Archaeologists have established that camels were probably domesticated in the Arabian Peninsula for use as pack animals sometime towards the end of the 2nd millennium BCE. In the southern Levant, where Israel is located, the oldest known domesticated camel bones are from the Aravah Valley, which runs along the Israeli-Jordanian border from the Dead Sea to the Red Sea and was an ancient center of copper production. At a 2009 dig, Dr. Ben-Yosef dated an Aravah Valley copper smelting camp where the domesticated camel bones were found to the 11th to 9th century BCE. In 2013, he led another dig in the area.

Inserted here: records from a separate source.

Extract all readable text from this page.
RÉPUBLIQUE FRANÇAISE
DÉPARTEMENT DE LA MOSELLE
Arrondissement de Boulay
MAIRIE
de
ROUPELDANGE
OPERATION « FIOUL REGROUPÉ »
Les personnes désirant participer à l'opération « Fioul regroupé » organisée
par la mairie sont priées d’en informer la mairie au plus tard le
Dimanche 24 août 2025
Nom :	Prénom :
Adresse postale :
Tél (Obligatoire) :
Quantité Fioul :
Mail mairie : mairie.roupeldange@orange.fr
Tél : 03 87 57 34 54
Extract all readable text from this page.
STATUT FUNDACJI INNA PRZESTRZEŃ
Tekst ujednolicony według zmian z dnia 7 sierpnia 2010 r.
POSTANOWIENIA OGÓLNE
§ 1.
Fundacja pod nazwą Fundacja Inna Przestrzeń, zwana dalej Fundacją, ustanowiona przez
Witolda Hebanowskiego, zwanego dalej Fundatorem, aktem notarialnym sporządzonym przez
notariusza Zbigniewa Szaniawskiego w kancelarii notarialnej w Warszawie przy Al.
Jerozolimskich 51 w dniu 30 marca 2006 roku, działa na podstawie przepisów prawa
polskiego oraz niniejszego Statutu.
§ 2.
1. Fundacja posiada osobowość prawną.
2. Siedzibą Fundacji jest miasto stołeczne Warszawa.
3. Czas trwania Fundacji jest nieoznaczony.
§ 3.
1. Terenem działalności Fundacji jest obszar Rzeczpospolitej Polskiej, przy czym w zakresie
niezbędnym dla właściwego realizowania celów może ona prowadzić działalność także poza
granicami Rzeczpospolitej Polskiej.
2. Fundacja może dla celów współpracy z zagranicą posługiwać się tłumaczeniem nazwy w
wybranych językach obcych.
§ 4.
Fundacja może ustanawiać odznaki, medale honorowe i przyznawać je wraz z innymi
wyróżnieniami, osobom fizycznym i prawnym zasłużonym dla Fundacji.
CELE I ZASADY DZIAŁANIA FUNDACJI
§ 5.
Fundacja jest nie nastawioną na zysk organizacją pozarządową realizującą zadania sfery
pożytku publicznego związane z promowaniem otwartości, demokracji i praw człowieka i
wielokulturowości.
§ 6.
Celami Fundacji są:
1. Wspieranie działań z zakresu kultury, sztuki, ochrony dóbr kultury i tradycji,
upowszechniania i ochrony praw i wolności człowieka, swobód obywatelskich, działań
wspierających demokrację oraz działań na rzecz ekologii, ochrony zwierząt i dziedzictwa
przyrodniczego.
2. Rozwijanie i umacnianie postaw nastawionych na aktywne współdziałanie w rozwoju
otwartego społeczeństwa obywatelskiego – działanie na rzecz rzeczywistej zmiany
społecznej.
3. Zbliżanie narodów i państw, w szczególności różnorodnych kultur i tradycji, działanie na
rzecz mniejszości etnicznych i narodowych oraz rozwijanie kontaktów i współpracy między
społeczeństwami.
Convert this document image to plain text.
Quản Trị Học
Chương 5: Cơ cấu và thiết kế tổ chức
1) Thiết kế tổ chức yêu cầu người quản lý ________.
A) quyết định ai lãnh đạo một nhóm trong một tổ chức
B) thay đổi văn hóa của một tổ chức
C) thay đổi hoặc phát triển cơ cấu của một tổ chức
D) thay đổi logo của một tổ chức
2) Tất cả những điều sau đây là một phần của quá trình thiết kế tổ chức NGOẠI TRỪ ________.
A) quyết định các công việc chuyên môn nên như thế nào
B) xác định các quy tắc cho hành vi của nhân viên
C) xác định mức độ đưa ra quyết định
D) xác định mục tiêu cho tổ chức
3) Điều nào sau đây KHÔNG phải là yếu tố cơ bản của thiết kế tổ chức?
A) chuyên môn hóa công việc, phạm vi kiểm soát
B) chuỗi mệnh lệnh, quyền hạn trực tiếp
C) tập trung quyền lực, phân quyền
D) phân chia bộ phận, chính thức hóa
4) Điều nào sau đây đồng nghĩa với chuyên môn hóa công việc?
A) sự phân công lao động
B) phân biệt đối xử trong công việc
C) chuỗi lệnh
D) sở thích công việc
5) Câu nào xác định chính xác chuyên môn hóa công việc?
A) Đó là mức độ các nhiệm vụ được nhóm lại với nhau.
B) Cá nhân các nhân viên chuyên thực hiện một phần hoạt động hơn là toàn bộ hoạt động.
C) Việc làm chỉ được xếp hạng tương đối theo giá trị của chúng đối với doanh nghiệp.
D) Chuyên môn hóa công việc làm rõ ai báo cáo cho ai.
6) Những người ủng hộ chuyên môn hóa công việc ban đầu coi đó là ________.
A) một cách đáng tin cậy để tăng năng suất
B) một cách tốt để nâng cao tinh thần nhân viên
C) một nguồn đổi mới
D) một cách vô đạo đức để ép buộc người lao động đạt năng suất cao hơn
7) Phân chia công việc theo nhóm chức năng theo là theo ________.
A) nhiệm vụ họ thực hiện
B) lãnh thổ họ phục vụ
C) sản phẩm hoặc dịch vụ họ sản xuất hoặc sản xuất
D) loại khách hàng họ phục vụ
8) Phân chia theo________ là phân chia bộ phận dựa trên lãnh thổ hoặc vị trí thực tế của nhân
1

To determine exactly when domesticated camels appeared in the southern Levant, Dr. Sapir-Hen and Dr. Ben-Yosef used radiocarbon dating and other techniques to analyze the findings of these digs as well as several others done in the valley. In all the digs, they found that camel bones were unearthed almost exclusively in archaeological layers dating from the last third of the 10th century BCE or later — centuries after the patriarchs lived and decades after the Kingdom of David, according to the Bible. The few camel bones found in earlier archaeological layers probably belonged to wild camels, which archaeologists think were in the southern Levant from the Neolithic period or even earlier. Notably, all the sites active in the 9th century in the Arava Valley had camel bones, but none of the sites that were active earlier contained them.

The appearance of domesticated camels in the Aravah Valley appears to coincide with dramatic changes in the local copper mining operation. Many of the mines and smelting sites were shut down; those that remained active began using more centralized labor and sophisticated technology, according to the archaeological evidence. The researchers say the ancient Egyptians may have imposed these changes — and brought in domesticated camels — after conquering the area in a military campaign mentioned in both biblical and Egyptian sources.

The narratives and the facts claimed about them (i.e., their dating) are thus found to be riddled with problematic holes. This is the joy of skepticism – doubting even the most innocuous things and analysing claims to see if they stand or fall.